I think for or and add, additional dst_reg op src_reg is okay. For 
example, for "and", the computation looks like
    dst = dst & src
    dst = dst & src
result will be the same as
    dst = dst & src
and the second is redundant and can be replaced with dst.
The same for or,
    dst = dst | src
    dst = dst | src
is the same as "dst = dst | src" and the second is redundant. So
for and/or, the __mark_reg_known can just take dst_reg->var_off.value,
but the current code is also correct but can be simplified.

This is not the case xor (^). The extra computation will
change expected value.

> 
>> +		__mark_reg_known(dst_reg, dst_reg->var_off.value);
>> +		return;
>> +	}
>> +
>> +	/* We get both minimum and maximum from the var_off. */
>> +	dst_reg->umin_value = dst_reg->var_off.value;
>> +	dst_reg->umax_value = dst_reg->var_off.value | dst_reg->var_off.mask;
> 
> I think this is correct, but I hope somebody else can analyze this as well.
> John, Ed ?

Please do double check.
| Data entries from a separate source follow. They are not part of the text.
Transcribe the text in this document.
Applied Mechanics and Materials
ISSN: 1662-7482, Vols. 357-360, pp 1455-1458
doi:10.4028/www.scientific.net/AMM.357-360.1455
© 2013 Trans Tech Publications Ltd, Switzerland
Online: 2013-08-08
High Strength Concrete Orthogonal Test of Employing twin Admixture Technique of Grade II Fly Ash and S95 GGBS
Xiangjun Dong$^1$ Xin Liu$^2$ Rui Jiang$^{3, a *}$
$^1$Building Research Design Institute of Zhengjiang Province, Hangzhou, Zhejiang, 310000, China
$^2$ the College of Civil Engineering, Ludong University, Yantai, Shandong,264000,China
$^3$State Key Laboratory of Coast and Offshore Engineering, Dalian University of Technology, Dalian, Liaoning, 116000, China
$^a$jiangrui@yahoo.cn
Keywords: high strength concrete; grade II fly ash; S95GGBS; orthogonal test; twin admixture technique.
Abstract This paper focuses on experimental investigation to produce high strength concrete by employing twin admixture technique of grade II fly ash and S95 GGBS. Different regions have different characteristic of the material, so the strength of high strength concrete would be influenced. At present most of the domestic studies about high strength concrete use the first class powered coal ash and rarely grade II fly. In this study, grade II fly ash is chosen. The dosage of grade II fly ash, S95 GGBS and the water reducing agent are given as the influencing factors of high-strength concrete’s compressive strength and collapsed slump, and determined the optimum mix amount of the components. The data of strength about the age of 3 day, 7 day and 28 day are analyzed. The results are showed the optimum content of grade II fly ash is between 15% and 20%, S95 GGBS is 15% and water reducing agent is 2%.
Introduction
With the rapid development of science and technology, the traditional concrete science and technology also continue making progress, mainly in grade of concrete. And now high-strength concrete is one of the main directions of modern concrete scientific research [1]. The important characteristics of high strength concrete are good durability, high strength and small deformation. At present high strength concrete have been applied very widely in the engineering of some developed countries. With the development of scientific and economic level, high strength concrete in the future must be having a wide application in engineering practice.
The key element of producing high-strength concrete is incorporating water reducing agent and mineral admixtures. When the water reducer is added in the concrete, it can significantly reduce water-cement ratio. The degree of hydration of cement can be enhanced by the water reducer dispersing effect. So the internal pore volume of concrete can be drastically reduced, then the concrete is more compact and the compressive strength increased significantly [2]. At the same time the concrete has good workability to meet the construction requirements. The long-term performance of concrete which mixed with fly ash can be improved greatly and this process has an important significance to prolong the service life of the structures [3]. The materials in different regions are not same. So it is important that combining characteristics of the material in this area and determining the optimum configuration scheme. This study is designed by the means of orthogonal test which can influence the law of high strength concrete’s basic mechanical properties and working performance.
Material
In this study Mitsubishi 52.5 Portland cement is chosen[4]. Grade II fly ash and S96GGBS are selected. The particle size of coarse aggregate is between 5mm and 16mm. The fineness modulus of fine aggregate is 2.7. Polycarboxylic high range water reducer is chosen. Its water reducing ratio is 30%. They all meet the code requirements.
Thanks.

> 
>> +
>> +	if (dst_reg->smin_value >= 0 && smin_val >= 0) {
>> +		/* XORing two positive sign numbers gives a positive,
>> +		 * so safe to cast u64 result into s64.
>> +		 */
>> +		dst_reg->smin_value = dst_reg->umin_value;
>> +		dst_reg->smax_value = dst_reg->umax_value;
>> +	} else {
>> +		dst_reg->smin_value = S64_MIN;
>> +		dst_reg->smax_value = S64_MAX;
>> +	}
>> +
>> +	__update_reg_bounds(dst_reg);
>> +}